Other AAAS fellows selected this year include the following: former President Barack Obama; Supreme Court Justice Sonia Sotomayor; actor Tom Hanks; and novelist Viet Thanh Nguyen. The list of the new members may be found here.
“Membership in the Academy is not only an honor, but also an opportunity and a responsibility,” says Jonathan Fanton, president of the American Academy. “Members can be inspired and engaged by connecting with one another and through Academy projects dedicated to the common good. The intellect, creativity, and commitment of the 2018 Class will enrich the work of the Academy and the world in which we live.”
Cappell, Julius Silver Professor of Mathematics, has authored more than 100 scientific publications that include research on geometric topology, which considers the geometry of shapes and forms in many dimensions and is used in the fields of theoretical physics and robotics, among other areas, and is foundational to other sectors of mathematics. Cappell has been awarded both Sloan Foundation and Guggenheim Foundation Fellowships and is a Fellow of the American Mathematical Society, which recently recognized him with its 2018 Award for Distinguished Public Service.

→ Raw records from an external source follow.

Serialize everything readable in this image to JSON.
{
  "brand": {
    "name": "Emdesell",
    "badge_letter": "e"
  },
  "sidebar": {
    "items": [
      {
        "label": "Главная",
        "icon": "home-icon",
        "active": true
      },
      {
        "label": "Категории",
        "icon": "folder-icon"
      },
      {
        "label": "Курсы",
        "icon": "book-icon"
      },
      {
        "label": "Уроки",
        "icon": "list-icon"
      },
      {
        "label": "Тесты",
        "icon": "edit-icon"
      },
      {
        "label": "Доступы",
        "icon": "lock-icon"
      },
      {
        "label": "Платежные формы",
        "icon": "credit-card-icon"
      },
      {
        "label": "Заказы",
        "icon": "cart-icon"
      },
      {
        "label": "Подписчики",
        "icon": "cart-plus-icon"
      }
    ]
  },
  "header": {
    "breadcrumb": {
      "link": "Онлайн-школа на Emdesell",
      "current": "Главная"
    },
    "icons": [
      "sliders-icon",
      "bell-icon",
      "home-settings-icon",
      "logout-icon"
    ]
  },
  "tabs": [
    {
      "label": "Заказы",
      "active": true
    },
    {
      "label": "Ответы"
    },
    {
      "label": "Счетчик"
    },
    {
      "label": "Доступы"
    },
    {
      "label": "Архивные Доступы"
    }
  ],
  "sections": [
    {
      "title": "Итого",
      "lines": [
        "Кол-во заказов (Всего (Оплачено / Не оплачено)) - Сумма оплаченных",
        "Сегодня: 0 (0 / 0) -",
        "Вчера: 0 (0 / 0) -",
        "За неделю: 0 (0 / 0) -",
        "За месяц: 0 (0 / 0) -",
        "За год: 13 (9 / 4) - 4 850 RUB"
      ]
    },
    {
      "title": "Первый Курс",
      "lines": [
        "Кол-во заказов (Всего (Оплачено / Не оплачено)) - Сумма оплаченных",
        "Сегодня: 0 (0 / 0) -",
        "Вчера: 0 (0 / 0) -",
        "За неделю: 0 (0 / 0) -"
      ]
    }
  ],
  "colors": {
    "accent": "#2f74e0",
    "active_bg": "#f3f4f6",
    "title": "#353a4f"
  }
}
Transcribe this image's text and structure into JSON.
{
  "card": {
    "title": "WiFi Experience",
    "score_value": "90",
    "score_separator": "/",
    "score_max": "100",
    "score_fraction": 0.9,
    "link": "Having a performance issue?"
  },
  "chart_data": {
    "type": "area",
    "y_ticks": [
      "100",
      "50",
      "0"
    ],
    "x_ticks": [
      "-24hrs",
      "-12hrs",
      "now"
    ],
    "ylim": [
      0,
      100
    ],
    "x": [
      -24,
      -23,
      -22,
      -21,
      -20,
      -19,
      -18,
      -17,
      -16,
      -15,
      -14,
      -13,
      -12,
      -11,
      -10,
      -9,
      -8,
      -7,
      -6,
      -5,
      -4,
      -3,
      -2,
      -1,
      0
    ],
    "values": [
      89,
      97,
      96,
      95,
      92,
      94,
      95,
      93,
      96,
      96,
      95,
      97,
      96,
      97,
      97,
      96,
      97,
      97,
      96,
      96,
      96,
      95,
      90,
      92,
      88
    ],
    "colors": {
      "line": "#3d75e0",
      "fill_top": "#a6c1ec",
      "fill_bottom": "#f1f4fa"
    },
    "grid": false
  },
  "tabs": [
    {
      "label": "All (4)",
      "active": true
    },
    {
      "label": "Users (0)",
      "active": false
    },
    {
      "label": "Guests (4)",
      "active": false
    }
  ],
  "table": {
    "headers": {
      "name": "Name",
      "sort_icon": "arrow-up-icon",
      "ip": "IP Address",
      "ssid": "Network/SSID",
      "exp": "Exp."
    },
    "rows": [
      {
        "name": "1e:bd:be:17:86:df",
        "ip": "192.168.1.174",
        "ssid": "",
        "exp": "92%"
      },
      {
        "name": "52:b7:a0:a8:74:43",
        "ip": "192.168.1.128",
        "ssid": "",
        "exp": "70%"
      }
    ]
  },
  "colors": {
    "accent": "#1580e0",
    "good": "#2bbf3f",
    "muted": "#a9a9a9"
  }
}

Coates is a national correspondent for the Atlantic and the author of the best-selling books The Beautiful Struggle (Spiegel & Grau, 2008), We Were Eight Years in Power (One World, 2017), and Between the World and Me (Spiegel & Grau, 2015), which won the National Book Award in 2015. Since 2016, Coates, a recipient of a MacArthur Fellowship, has written the Black Panther comic book and has recently begun writing Marvel’s Captain America comic book—the first issue is slated for release on July 4, 2018.
Pine has made breakthroughs in the area of soft mesoscopic materials—those a micrometer in size (or about 1/200th the width of a strand of a human hair). These include the creation of techniques that prompt micro-particles to form ordered structures in a variety of materials—an advance that offers a method to improve micro-lasers and optical communications. Pine, who has published more than 100 articles, has been a Guggenheim Fellow and is a Fellow of the American Association for the Advancement of Science and of the American Physical Society.
A University Professor at NYU, Taylor is the founding director of NYU’s Hemispheric Institute and a professor in the Department of Spanish and Portuguese Languages and Literatures and in the Department of Performance Studies at the Tisch School of the Arts. Taylor, who has been a Guggenheim Fellow, has authored Performance, which has been published in both Spanish (Asuntos Impresos, 2012) and English (Duke University Press, 2016), as well as Theatre of Crisis: Drama and Politics in Latin America (University Press of Kentucky, 1991) and The Archive and the Repertoire: Performing Cultural Memory in the Americas (Duke University Press, 2003), both award-winning works, and Disappearing Acts: Spectacles of Gender and Nationalism in Argentina’s ‘Dirty War’ (Duke University Press, 1997), among other publications.
The new class will be inducted at a ceremony this October in Cambridge, Massachusetts.
AAAS members have included Benjamin Franklin (1781), Alexander Hamilton (1791), Ralph Waldo Emerson, (1864), Maria Mitchell (1848), Charles Darwin (1874), Albert Einstein (1924), Robert Frost (1931), Margaret Mead (1948), Milton Friedman (1959), and Martin Luther King, Jr. (1966).